Now you can see how, if we beat harder, the weft will pack down on the warp, so that three successive weft picks smush into the gaps left by their predecessors.  Leaving:


Stripey!!  Notice how half the stripes are red.  The other half are split evenly between red and blue.  And you don't have to do anything very complicated to swap that pattern out for this one:


After a few repeats of yellow-blue-red, we throw in one lot of yellow-blue-blue, then switch to red-yellow-blue for a bit.  Then one lot of yellow-blue-blue, and back to the original.  See?

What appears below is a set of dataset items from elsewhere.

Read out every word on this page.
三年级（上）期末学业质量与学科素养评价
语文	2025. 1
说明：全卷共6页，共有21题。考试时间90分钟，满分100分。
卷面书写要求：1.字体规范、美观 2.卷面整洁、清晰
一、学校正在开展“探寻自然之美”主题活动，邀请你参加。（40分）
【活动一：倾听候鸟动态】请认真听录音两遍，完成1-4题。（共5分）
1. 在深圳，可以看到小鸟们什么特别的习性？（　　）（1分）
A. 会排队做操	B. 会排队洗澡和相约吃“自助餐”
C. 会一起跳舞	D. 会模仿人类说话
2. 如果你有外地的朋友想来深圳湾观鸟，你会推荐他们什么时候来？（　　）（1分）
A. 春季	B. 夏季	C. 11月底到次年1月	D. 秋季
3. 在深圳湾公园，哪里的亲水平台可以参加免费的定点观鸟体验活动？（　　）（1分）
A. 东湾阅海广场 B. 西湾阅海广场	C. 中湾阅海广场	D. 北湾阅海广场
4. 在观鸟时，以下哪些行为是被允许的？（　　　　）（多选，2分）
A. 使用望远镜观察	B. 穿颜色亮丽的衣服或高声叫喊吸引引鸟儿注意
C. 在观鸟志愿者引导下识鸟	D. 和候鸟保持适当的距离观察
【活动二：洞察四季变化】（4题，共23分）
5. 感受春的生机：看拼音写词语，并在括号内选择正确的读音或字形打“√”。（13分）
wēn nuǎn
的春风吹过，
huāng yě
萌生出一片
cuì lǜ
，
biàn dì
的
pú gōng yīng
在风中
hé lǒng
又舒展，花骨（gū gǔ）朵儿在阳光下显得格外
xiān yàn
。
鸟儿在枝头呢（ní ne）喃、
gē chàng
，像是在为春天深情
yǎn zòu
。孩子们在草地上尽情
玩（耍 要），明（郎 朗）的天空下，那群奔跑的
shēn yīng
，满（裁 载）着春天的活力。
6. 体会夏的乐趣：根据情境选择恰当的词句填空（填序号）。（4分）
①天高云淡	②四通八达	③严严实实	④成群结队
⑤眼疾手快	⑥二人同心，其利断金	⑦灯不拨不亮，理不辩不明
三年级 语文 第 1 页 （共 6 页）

This next pattern shows up all over in krokbragd designs, can you see how it works?


What about this one?


Or this?


And you can get quite delicate with the designs, too:


Essentially, you have a design block four 'pixels' wide.  The colour sequence in the block will always be A-B-C-B, where any or all of the colours may be the same.  The same block will repeat across the whole row, but the colours can change as much as you like between rows.  You can swap weft colours as often as you like to build your design, but note that the 'A' elements will always stack up on each other,
as will the 'B' elements (of which there are twice as many) and the 'C'
elements.  Bearing in mind I've stuck to a total of three colours in my little 'samples' here, I can't even begin to imagine the variety possible with more.

I was going to talk about how I used Microsoft Word to mock up all these patterns, but…  it seems to me this entry is long enough as it is.  Later!